Description Brad Viviano 2023-04-24 07:17:19 MDT
Hello,
   We're in the process of upgrading Slurm from 21.08 to 23.01 and while doing testing, we're noting that our HealthCheckProgram isn't marking a node offline when there is an error, like it does with 21.08:

[root@a0n14 ~]# scontrol --version
slurm 23.02.1

[root@a0n14 ~]# grep Health /var/spool/slurm/conf-cache/slurm.conf
HealthCheckProgram=/usr/sbin/nhc
HealthCheckInterval=30
HealthCheckNodeState=ANY

[root@a0n14 ~]# /usr/sbin/nhc
ERROR:  nhc:  Health check failed:  check_fs_mount:  /work not mounted

[root@a0n14 ~]# tail /var/log/slurm/slurmd 
[2023-04-24T09:04:38.878] error: health_check failed: rc:1 output:ERROR:  nhc:  Health check failed:  check_fs_mount:  /work not mounted

[2023-04-24T09:05:08.898] error: health_check failed: rc:1 output:ERROR:  nhc:  Health check failed:  check_fs_mount:  /work not mounted

[2023-04-24T09:05:38.920] error: health_check failed: rc:1 output:ERROR:  nhc:  Health check failed:  check_fs_mount:  /work not mounted

[2023-04-24T09:06:08.939] error: health_check failed: rc:1 output:ERROR:  nhc:  Health check failed:  check_fs_mount:  /work not mounted

[2023-04-24T09:06:12.769] error: Unable to register: Unable to contact slurm controller (connect failure)
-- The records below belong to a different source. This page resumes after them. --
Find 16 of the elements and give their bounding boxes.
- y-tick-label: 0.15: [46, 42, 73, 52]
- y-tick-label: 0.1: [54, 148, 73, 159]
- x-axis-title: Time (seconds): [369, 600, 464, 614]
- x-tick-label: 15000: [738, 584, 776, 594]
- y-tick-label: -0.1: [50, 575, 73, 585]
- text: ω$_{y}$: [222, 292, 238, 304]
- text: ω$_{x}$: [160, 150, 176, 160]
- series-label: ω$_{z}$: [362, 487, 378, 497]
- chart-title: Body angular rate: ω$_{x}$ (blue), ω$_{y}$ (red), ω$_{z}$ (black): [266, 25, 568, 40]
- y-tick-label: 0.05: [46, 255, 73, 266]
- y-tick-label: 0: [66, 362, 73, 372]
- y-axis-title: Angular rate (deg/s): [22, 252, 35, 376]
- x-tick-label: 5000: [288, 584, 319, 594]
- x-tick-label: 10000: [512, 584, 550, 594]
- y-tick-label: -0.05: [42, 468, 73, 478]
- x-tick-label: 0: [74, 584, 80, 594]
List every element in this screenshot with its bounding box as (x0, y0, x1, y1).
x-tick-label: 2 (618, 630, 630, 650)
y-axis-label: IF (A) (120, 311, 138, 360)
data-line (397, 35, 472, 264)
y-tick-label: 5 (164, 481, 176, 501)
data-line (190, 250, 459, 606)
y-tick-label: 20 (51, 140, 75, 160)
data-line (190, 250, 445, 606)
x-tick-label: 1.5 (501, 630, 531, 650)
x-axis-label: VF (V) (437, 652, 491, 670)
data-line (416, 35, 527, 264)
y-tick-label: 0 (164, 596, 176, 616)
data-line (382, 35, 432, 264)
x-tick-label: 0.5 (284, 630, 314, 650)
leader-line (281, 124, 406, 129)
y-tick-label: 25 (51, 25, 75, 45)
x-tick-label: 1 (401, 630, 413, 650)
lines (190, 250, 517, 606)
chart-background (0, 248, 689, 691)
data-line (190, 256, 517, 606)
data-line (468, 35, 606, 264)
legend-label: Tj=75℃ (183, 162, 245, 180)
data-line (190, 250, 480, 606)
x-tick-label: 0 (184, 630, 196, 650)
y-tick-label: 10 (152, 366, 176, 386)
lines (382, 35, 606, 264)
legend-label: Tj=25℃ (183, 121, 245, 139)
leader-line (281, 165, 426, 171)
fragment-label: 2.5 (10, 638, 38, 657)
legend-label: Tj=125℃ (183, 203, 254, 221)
[root@a0n14 ~]# scontrol show node a0n14
NodeName=a0n14 CoresPerSocket=16 
   CPUAlloc=0 CPUEfctv=32 CPUTot=32 CPULoad=0.08
   AvailableFeatures=debug,broadwell
   ActiveFeatures=debug,broadwell
   Gres=(null)
   NodeAddr=a0n14 NodeHostName=a0n14 
   RealMemory=257000 AllocMem=0 FreeMem=252343 Sockets=2 Boards=1
   State=IDLE ThreadsPerCore=1 TmpDisk=0 Weight=200 Owner=N/A MCS_label=N/A
   Partitions=debug 
   BootTime=None SlurmdStartTime=None
   LastBusyTime=2023-04-24T08:33:04 ResumeAfterTime=None
   CfgTRES=cpu=32,mem=257000M,billing=32
   AllocTRES=
   CapWatts=n/a
   CurrentWatts=0 AveWatts=0
   ExtSensorsJoules=n/s ExtSensorsWatts=0 ExtSensorsTemp=n/s


Under 21.02 we don't have this problem:

[root@a0n12 ~]# scontrol --version
slurm 21.08.7

[root@a0n12 ~]# grep Health /etc/slurm/slurm.conf
HealthCheckProgram=/usr/sbin/nhc
HealthCheckInterval=30
HealthCheckNodeState=ANY

[root@a0n12 ~]# tail /var/log/slurmd 
[2023-04-24T09:04:02.595] error: /usr/sbin/nhc: exited with status 0x0100
[2023-04-24T09:10:33.145] error: /usr/sbin/nhc: exited with status 0x0100

[root@a0n12 ~]# /usr/sbin/nhc
ERROR:  nhc:  Health check failed:  check_fs_mount:  /work not mounted

[root@a0n12 ~]# scontrol show node a0n12
NodeName=a0n12 Arch=x86_64 CoresPerSocket=16 
   CPUAlloc=0 CPUTot=32 CPULoad=0.01
   AvailableFeatures=debug,broadwell
   ActiveFeatures=debug,broadwell
   Gres=(null)
   NodeAddr=a0n12 NodeHostName=a0n12 Version=21.08.7
   OS=Linux 3.10.0-1160.76.1.el7.x86_64 #1 SMP Tue Jul 26 14:15:37 UTC 2022 
   RealMemory=257000 AllocMem=0 FreeMem=247243 Sockets=2 Boards=1
   State=IDLE+DRAIN ThreadsPerCore=1 TmpDisk=0 Weight=200 Owner=N/A MCS_label=N/A
   Partitions=admin,scavenger,debug 
   BootTime=2023-02-11T09:10:24 SlurmdStartTime=2023-02-11T09:13:29
   LastBusyTime=2023-04-24T09:04:33
   CfgTRES=cpu=32,mem=257000M,billing=32
   AllocTRES=
   CapWatts=n/a
   CurrentWatts=0 AveWatts=0
   ExtSensorsJoules=n/s ExtSensorsWatts=0 ExtSensorsTemp=n/s
   Reason=NHC: check_fs_mount:  /work not mounted [root@2023-04-24T09:10:32]



We are switching from a config based to configless based setup with 23.01 but otherwise the slurm.conf is basically the same.  Please advise is there is any known issue with the Health Program check and 23.01.
Comment 1 Brad Viviano 2023-04-24 07:38:46 MDT
Never mind, I think I have a bug in my script I need to figure out.